Neulich las ich mal wieder eine Presseveröffentlichung. Die Politik hat mit der Wirtschaft einen Digitalisierungspakt vereinbart. Und es gibt natürlich hierzu ein Förderprogramm. Also Geld. Als alter Digitalisierer frag ich mich, wann endlich die Analogen verstehen wie Digitalisierung eigentlich funktioniert. Und da komme ich immer wieder zuerst an einen recht alten, aber immer noch wahren Begriff, der nicht nur auf die Digitalisierung anwendbar ist: Das Investitionsdelta.

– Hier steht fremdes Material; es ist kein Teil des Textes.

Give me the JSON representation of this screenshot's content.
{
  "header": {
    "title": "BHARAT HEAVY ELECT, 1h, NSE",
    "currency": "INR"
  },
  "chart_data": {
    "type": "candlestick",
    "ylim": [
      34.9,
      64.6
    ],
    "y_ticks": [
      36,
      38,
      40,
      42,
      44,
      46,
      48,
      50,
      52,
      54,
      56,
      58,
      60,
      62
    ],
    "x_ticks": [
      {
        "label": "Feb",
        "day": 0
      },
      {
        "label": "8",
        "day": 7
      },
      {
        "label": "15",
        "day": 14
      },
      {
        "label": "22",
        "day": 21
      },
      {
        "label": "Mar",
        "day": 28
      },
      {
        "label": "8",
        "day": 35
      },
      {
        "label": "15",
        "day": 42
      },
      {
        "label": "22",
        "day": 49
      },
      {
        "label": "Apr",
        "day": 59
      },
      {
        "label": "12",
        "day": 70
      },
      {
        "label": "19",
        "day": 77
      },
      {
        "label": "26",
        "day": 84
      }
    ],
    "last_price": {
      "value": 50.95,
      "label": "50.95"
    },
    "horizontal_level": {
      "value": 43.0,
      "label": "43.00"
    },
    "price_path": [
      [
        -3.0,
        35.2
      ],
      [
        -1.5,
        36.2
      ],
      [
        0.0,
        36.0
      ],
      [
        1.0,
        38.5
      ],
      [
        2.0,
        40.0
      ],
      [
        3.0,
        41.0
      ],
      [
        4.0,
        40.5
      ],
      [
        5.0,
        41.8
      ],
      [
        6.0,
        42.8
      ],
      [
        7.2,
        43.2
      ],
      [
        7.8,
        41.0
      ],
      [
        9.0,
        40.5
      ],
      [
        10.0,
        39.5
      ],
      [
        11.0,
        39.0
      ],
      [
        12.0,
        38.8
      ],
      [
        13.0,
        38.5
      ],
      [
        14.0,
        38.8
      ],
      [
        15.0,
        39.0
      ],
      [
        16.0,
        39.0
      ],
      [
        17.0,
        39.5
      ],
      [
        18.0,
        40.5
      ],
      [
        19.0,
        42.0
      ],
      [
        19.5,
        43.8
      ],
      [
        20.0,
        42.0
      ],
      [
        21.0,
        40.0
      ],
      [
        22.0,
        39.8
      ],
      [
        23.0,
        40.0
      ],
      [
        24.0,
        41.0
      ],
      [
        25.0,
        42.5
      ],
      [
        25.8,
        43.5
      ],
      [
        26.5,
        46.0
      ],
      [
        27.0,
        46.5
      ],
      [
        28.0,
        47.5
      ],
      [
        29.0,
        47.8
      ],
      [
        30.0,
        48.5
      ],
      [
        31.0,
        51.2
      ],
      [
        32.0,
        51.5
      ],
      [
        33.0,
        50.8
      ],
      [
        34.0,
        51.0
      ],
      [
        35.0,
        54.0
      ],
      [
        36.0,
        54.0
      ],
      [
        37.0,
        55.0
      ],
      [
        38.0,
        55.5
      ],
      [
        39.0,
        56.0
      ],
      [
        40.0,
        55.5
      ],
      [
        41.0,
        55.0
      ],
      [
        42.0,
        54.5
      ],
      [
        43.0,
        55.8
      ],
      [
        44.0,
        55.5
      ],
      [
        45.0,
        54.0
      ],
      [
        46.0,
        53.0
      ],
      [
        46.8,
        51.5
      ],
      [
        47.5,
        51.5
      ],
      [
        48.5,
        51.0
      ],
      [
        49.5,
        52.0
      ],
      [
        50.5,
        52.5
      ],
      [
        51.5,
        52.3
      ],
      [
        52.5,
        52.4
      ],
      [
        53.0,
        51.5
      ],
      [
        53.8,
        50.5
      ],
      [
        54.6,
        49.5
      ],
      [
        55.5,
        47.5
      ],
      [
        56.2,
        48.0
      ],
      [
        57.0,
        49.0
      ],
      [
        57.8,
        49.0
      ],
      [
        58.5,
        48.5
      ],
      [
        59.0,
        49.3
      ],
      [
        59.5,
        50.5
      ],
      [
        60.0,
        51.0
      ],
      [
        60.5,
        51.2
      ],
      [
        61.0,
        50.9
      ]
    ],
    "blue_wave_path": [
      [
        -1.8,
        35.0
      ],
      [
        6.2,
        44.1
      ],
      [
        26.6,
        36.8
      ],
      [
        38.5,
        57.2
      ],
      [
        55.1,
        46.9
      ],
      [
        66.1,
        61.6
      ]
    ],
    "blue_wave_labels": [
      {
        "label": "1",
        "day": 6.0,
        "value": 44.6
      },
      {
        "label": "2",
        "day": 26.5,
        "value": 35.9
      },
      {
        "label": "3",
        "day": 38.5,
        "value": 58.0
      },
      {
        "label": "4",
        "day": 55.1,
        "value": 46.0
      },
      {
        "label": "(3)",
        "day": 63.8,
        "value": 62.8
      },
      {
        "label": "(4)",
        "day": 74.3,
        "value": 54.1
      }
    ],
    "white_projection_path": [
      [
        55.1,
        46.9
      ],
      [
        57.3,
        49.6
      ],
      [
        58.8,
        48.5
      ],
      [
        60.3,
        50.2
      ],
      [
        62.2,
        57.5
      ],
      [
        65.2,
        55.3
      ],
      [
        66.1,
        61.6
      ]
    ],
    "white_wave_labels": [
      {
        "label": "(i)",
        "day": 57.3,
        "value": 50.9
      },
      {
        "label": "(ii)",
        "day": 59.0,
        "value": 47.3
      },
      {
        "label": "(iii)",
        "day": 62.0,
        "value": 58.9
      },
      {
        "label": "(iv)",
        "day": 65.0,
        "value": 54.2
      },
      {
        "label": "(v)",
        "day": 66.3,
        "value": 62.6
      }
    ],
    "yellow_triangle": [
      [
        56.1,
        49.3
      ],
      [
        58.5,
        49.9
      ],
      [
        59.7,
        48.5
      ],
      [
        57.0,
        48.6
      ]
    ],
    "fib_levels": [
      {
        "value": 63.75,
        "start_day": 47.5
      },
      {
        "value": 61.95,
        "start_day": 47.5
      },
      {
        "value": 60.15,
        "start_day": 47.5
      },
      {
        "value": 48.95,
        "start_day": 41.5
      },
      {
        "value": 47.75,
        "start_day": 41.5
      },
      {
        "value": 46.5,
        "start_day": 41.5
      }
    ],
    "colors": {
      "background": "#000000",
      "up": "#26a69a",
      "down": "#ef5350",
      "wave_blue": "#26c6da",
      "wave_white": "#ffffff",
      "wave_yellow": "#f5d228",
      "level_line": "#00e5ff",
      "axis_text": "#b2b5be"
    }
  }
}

In der obigen Grafik habe ich es mal bildlich aufgezeigt, was man darunter verstehen kann. Da würde mir sofort jeder Manager und Politiker, Gewerkschafter und Unternehmensberater recht geben und zur Bank rennen, Fördertöpfe aufmachen, Arbeitsplatzabbau befürchten und umstrukturieren. Denn sie machen da alle einen Fehler: Investition hat erst mal nix mit Geld oder Effektivitätssteigerung zu tun, sondern ist eine Philosophie, ein Ethos, ein soziales Miteinander.

In der Grafik wird beispielhaft die Investition anhand der Konstruktionsebene betrachtet. Macht man einen Wechsel von der klassischen 2D-Zeichnung zu 3D ist das bei weitem nicht nur ein Wechsel eines CAD-Systems. Ja, oftmals wird dies so singulär betrachtet. Argument des CAD-Vertriebs: Man kann Probleme früher erkennen, besser betrachten, erreicht fehlerfreiere Konstruktionen. Sicherlich alles nicht unrichtig, doch aus unternehmerischer Sichtweise bei weitem nicht ausreichend. Dann schickt man die Konstruktionsabteilung zur Schulung, und nach 1-2 Wochen sind alle 3D. OK, ehrliche Vertriebsfirmen nennen da einen längeren Zeitraum, da man ja das in der Firma umsetzen muss. Und dann wird alles besser sein. Und gerade im Holzumfeld ist das leider nicht immer so, also eher seltener so, da die Konstruktion an sich ja nicht so schwierig ist, zumindest wenn man rechteckige Korpusse macht. Angeblich. Und dann beschwert sich der Chef, dass die Investition sich wohl nicht so rechnet. Was passiert da, ist Digitalisierung also nur was für die „Komplexen“, die „Industrie“?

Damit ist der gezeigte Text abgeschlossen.